There are other small businesses in the Thousand Oaks area that have a smaller selection and higher prices than larger stores, but don’t do anything to make up for this lack.  Conejo Valley Wine & Provision Co. is one, where the business model seems to be to make every buyer feel stupid (”I’ve got it!  If they feel offended and embarrassed, they will give me more money!”)  Paper Depot in Thousand Oaks (right next door to the previous store) is perhaps worse: they assume your question is stupid without even listening to it.  I was looking for #6-3/4 envelopes.  I was walked through the conversational steps of being told that such envelopes don’t exist (which they do), then that their width wasn’t 6 1/2 inches (which it is), then that that size wasn’t listed on their wall chart (which it was).  At the end of this she finally looked in her catalog and found some examples, but was unable to get me a sample envelope: I would have to pay for them in full and if I didn’t like them when they arrived, too bad.  Sorry folks … I can order out of a catalog (and for lower prices) without your help.  [--- Text removed 27 March 2001 ---]

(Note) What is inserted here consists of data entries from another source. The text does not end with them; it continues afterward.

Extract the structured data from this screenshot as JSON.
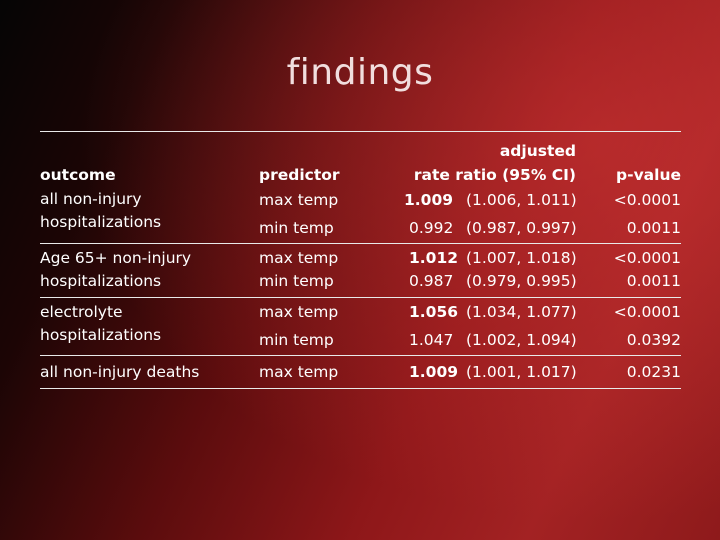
{
  "title": "findings",
  "table": {
    "headers": {
      "outcome": "outcome",
      "predictor": "predictor",
      "rate_line1": "adjusted",
      "rate_line2": "rate ratio (95% CI)",
      "pvalue": "p-value"
    },
    "groups": [
      {
        "outcome": [
          "all non-injury",
          "hospitalizations"
        ],
        "rows": [
          {
            "predictor": "max temp",
            "ratio": "1.009",
            "ci": "(1.006, 1.011)",
            "p": "<0.0001",
            "bold": true
          },
          {
            "predictor": "min temp",
            "ratio": "0.992",
            "ci": "(0.987, 0.997)",
            "p": "0.0011",
            "bold": false
          }
        ]
      },
      {
        "outcome": [
          "Age 65+ non-injury",
          "hospitalizations"
        ],
        "rows": [
          {
            "predictor": "max temp",
            "ratio": "1.012",
            "ci": "(1.007, 1.018)",
            "p": "<0.0001",
            "bold": true
          },
          {
            "predictor": "min temp",
            "ratio": "0.987",
            "ci": "(0.979, 0.995)",
            "p": "0.0011",
            "bold": false
          }
        ]
      },
      {
        "outcome": [
          "electrolyte",
          "hospitalizations"
        ],
        "rows": [
          {
            "predictor": "max temp",
            "ratio": "1.056",
            "ci": "(1.034, 1.077)",
            "p": "<0.0001",
            "bold": true
          },
          {
            "predictor": "min temp",
            "ratio": "1.047",
            "ci": "(1.002, 1.094)",
            "p": "0.0392",
            "bold": false
          }
        ]
      },
      {
        "outcome": [
          "all non-injury deaths"
        ],
        "rows": [
          {
            "predictor": "max temp",
            "ratio": "1.009",
            "ci": "(1.001, 1.017)",
            "p": "0.0231",
            "bold": true
          }
        ]
      }
    ]
  }
}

To offset the negativity of this list, I should provide a list of small stores that do go above and beyond the call in order to provide a great shopping experience:

  1. Wine & Liquor Depot in Van Nuys has the largest selection of single malt scotch in the U.S.
  2. Video 4 You stocks a large number of DVDs and foreign films and employs very knowledgeable people.
  3. Malibu Fish’n Tackle gave exemplary service the one time I shopped there, even though patronizing them violates my “terminal g rule.”
  4. Words on Wine has beautiful items and great salespeople, although I can’t attest to anything else as I have never purchased anything from them.

Multiple hamsters: bad idea

Sun, 17 Dec 2000 10:18:29 -0600

Multiple hamsters in one cage is turning out to be a bad idea.  Our gamble of sociability based on their blood relationship seems to be a losing bet.

Unfortunately the store has a policy of only accepting returns of sick animals.  Our plan is this: we want to keep two of them, which will entail purchasing a second habitat.  We are going to try to return two, in the hopes that they can find good, solitary homes elsewhere.  If the store won’t give us money back, we’ll try to get merchandise credit.  And if that doesn’t work, we’ll offer to just give them back if they will sell them as pets (rather than, say, use them as feeders.)  This is my sentimentalism getting the best of me here.

I hope this all works out.

We Have Hamsters

Sat, 16 Dec 2000 10:08:55 -0600

We have hamsters.

On Thursday night (14 Dec 2000) Jenn and I went to “For Pets’ Sake” here in Thousand Oaks and bought four “teddy bear” hamsters.  I had been talking about wanting some for a while, and was up-front with the fact that my primary motivation was to build an increasingly elaborate habitat of tunnels and rooms for them to explore.

But I have fallen quickly in love with the little guys.  They are such fun to watch, as they explore their environments and try to understand the world around them.  Some websites I read warned that hamsters are territorial and that it is a bad idea to keep multiple ones in a single habitat.  Other sources said that if they are of the same litter, it won’t matter (or won’t matter as much.)  We are gambling on the latter for now.